Tratamento de sementes com fungicidas

Cuidados exigidos com a qualidade sanitária das sementes, cujo tratamento químico com fungicidas mantém papel fundamental na prevenção de doenças nas lavouras

21.10.2022 | 14:27 (UTC -3)

Na era digital, marcada pela oferta abundante de informações quase em tempo real, aspectos básicos para alavancar a produtividade não podem ser abandonados. É o caso dos cuidados exigidos com a qualidade sanitária das sementes, cujo tratamento químico com fungicidas mantém papel fundamental na prevenção de doenças nas lavouras.

A agricultura moderna tem exigido mais profissionalismo a cada safra. O antigo agricultor, que realizava apenas o trabalho braçal na lavoura, tem dado lugar ao novo empresário rural que, além de acompanhar o campo em seu cotidiano, também tem estado mais atualizado quanto às novas tecnologias, aquisição de insumos e comercialização de grãos.

A era digital chegou às fazendas com oferta, quase em tempo real, de informações sobre clima, valores das commodities e resultados de pesquisa que facilitam a tomada de decisão por parte dos agricultores e técnicos. Mas, por outro lado, aspectos básicos para alcançar maiores produtividades têm sido deixados de lado.

Não adianta escolher a cultivar mais adaptada para sua região e com maior teto produtivo; realizar a correção química, física e biológica do solo; adquirir os melhores programas de defensivos para aplicação em parte área; investir em máquinas modernas, se o agricultor esquecer que o início de tudo está na semente, que precisa ser protegida.

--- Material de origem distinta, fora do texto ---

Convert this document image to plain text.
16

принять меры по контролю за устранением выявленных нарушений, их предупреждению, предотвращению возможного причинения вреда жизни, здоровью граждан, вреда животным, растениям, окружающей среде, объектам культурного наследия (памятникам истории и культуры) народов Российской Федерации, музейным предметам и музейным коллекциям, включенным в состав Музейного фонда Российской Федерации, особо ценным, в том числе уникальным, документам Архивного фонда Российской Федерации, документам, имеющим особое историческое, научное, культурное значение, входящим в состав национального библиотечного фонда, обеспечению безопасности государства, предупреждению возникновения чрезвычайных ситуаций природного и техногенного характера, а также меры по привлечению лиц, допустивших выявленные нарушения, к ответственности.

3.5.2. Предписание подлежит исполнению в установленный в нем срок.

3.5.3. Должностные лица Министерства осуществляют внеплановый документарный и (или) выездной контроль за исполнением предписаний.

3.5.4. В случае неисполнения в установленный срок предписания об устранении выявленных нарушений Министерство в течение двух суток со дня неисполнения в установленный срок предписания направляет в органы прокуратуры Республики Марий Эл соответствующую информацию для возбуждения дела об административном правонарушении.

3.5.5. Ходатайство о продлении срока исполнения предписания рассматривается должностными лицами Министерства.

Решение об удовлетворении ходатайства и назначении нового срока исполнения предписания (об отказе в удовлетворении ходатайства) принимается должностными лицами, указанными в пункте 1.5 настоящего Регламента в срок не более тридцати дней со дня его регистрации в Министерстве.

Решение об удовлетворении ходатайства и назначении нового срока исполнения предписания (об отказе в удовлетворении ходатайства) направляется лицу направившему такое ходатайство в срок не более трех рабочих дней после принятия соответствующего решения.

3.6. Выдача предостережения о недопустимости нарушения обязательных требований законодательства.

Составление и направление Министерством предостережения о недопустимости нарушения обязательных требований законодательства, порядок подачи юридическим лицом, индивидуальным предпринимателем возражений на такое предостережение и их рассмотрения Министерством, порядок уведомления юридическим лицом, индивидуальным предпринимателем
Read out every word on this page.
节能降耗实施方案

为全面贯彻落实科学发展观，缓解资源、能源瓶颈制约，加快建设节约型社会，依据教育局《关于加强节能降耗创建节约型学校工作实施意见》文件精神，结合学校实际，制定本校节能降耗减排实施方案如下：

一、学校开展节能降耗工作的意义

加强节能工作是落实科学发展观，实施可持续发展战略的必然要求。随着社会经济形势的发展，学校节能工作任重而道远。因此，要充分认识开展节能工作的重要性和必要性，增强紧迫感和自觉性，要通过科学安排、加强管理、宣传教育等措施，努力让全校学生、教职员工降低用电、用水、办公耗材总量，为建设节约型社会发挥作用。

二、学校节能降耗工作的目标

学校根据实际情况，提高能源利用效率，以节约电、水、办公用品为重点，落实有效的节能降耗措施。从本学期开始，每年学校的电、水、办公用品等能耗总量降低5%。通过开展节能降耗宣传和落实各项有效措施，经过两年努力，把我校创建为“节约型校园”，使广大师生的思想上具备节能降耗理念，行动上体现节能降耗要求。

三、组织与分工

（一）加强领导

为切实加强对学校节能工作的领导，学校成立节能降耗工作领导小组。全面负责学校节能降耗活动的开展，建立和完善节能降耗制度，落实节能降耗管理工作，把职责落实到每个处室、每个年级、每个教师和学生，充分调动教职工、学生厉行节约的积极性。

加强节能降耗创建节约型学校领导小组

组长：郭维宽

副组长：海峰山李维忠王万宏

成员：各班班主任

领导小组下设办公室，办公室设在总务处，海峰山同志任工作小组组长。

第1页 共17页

Poucos são os agricultores que realizam uma análise da qualidade fisiológica e sanitária da semente, principalmente dentre aqueles que “salvam” suas próprias sementes. E, como não há obrigatoriedade da realização da patologia de sementes, muitas vezes o próprio agricultor é responsável por introduzir novas doenças ou raças de patógenos em suas áreas. Aproximadamente 90% das culturas utilizadas para alimentação humana são provenientes de sementes, dentre as quais destacam-se a soja, feijão, arroz, milho, trigo, cevada, girassol e amendoim.

Plantas infectadas com a presença de lesões nos cotilédones
Plantas infectadas com a presença de lesões nos cotilédones

No Ministério da Agricultura, Pecuária e Abastecimento (Mapa) existem regras e normas brasileiras para análises sanitárias de sementes e, tais testes têm como principal objetivo determinar a condição sanitária, provendo importantes informações, tais como: serviços de quarentena, certificação de sementes, valor cultural, resistência de cultivares aos patógenos, necessidade e eficiência de tratamento químico, além de qualidade de grãos armazenados (EMPRAPA, 2005).

Nas principais culturas há um grande número de patógenos importantes que interferem na germinação das sementes e emergência de plântulas resultando na redução de estande e, consequentemente nos parâmetros produtivos.

Dentre os patógenos da cultura da soja que têm disso verificados com maior frequência no Laboratório da Agro Carregal e que são disseminados por sementes destacam-se Phomopsis spp., Colletotrichum spp., Fusarium spp., Cercospora kikuchii, Macrophomina phaseolina, Aspergillus spp., Penicillium spp., Penicillium spp., Sclerotinia sclerotiorum e Rhizoctonia solani.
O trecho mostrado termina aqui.